28 Nov, 2025 - 10:55

Stop a 67? L'OCSE avverte: “La pensione a 70 anni in Italia è inevitabile”, ecco cosa cambia subito

Stop a 67? L'OCSE avverte: “La pensione a 70 anni in Italia è inevitabile”, ecco cosa cambia subito

Senza interventi strutturali su natalità, salari, qualità del lavoro e immigrazione qualificata, l’innalzamento dell’età pensionabile verso - e in prospettiva anche oltre - i 70 anni non appare più come una scelta politica discutibile, ma come la naturale conseguenza delle regole introdotte nel 2012. Un meccanismo che procede in automatico, indipendentemente da chi governa e secondo parametri ormai consolidati.

Peccato, però, che dietro tabelle, grafici e proiezioni ci siano persone reali: lavoratori che, nella migliore delle ipotesi, vedranno slittare l’uscita dal lavoro di qualche mese; nella peggiore, di diversi anni.

La verità, spesso taciuta, è che il futuro previdenziale degli italiani non dipenderà solo dalle leggi, ma da un equilibrio demografico ed economico sempre più fragile. Ed è qui che emerge la domanda centrale: per chi oggi si affaccia al mondo del lavoro, il vero interrogativo non è più “quando andrò in pensione?”, ma “che pensione avrò?”.

Pensione a 70 anni: perché l’OCSE annuncia l’aumento dell’età pensionabile dal 2027

Secondo le indicazioni dell’INPS, dal 1° gennaio 2027 scatterà un nuovo adeguamento automatico dei requisiti di pensionamento: +1 mese nel 2027, seguito da +2 mesi nel 2028. Tre mesi in tutto, ma sufficienti a mostrare un trend chiaro: i 67 anni non saranno un limite immutabile.

Il nuovo rapporto Pensions at a Glance dell’OCSE va oltre questi numeri e fotografa un percorso già tracciato: l’età di uscita dal lavoro tenderà ad avvicinarsi ai 70 anni, e per le generazioni più giovani potrebbe superare questa soglia.

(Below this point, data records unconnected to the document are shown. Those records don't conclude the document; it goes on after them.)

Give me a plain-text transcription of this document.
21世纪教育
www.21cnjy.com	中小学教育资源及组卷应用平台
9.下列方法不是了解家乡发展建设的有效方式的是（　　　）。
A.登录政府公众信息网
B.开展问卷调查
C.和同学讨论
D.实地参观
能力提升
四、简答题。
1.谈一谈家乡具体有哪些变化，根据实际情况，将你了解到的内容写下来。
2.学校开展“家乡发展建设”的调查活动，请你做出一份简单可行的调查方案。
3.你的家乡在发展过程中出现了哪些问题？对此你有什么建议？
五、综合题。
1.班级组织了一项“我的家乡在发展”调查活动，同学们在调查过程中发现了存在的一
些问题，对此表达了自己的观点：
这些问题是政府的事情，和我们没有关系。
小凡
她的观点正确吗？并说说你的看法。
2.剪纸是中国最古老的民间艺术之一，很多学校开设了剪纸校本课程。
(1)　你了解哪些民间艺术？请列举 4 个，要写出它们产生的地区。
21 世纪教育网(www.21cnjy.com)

Non per decreto politico, ma per effetto di dinamiche che si muovono più velocemente della capacità legislativa di adattarsi.

Il desiderio dei lavoratori di una vecchiaia serena e di un assegno dignitoso resta fortissimo. Ma questo si scontra con una realtà che corre a doppia velocità: da un lato le variabili demografiche ed economiche spingono verso età sempre più avanzate; dall’altro, le esigenze quotidiane delle persone finiscono irrimediabilmente in secondo piano.

Il peso della legge Fornero e del meccanismo legato all’aspettativa di vita

Secondo l’OCSE e molti esperti previdenziali, il sistema italiano resta rigidamente ancorato alla riforma Fornero (Legge 214/2011), una norma che segnò una cesura netta con le regole precedenti e che richiese nove salvaguardie per correggerne gli effetti più duri.

Oggi l’età pensionabile dipende dall’aspettativa di vita rilevata dall’ISTAT: se la vita media cresce, crescono anche i requisiti. Un meccanismo pensato per garantire equilibrio finanziario, ma che opera in un contesto profondamente diverso rispetto a quello del 2011.

La combinazione di pochissimi giovani, una popolazione sempre più anziana e carriere discontinue sta erodendo la sostenibilità del sistema a ripartizione, fondato sul principio che i contributi di oggi finanziano le pensioni di chi è già in quiescenza. Un modello che soffre sempre di più la frattura tra generazioni.

Dal retributivo al contributivo: il passaggio che taglia la pensione ai giovani (e non solo)

Il rapporto OCSE non addolcisce la realtà e lo dice con chiarezza: la progressiva applicazione del metodo contributivo - che sostituisce il vecchio sistema retributivo basato sulle ultime retribuzioni - comporta assegni più bassi, soprattutto per chi ha carriere discontinue o redditi modesti.

Per le nuove generazioni, e per chi non ha maturato abbastanza contributi nel vecchio regime, la pensione sarà calcolata esclusivamente sui contributi effettivamente versati, rivalutati e trasformati in rendita mediante i coefficienti di trasformazione.
Questo significa che ogni interruzione lavorativa, ogni salario basso, ogni periodo “vuoto” pesa direttamente sull’assegno finale.

In questo scenario, arrivare a 70 anni di età pensionabile non è solo una questione di sostenibilità per lo Stato, ma anche una necessità per i lavoratori stessi: più anni di contribuzione significano un montante più alto e quindi un assegno più vicino alle esigenze reali delle famiglie.

È un percorso a ostacoli che rischia di lasciare indietro molti.
E la domanda diventa inevitabile: chi riuscirà davvero a lavorare fino a 70 anni - e oltre - nelle condizioni occupazionali attuali?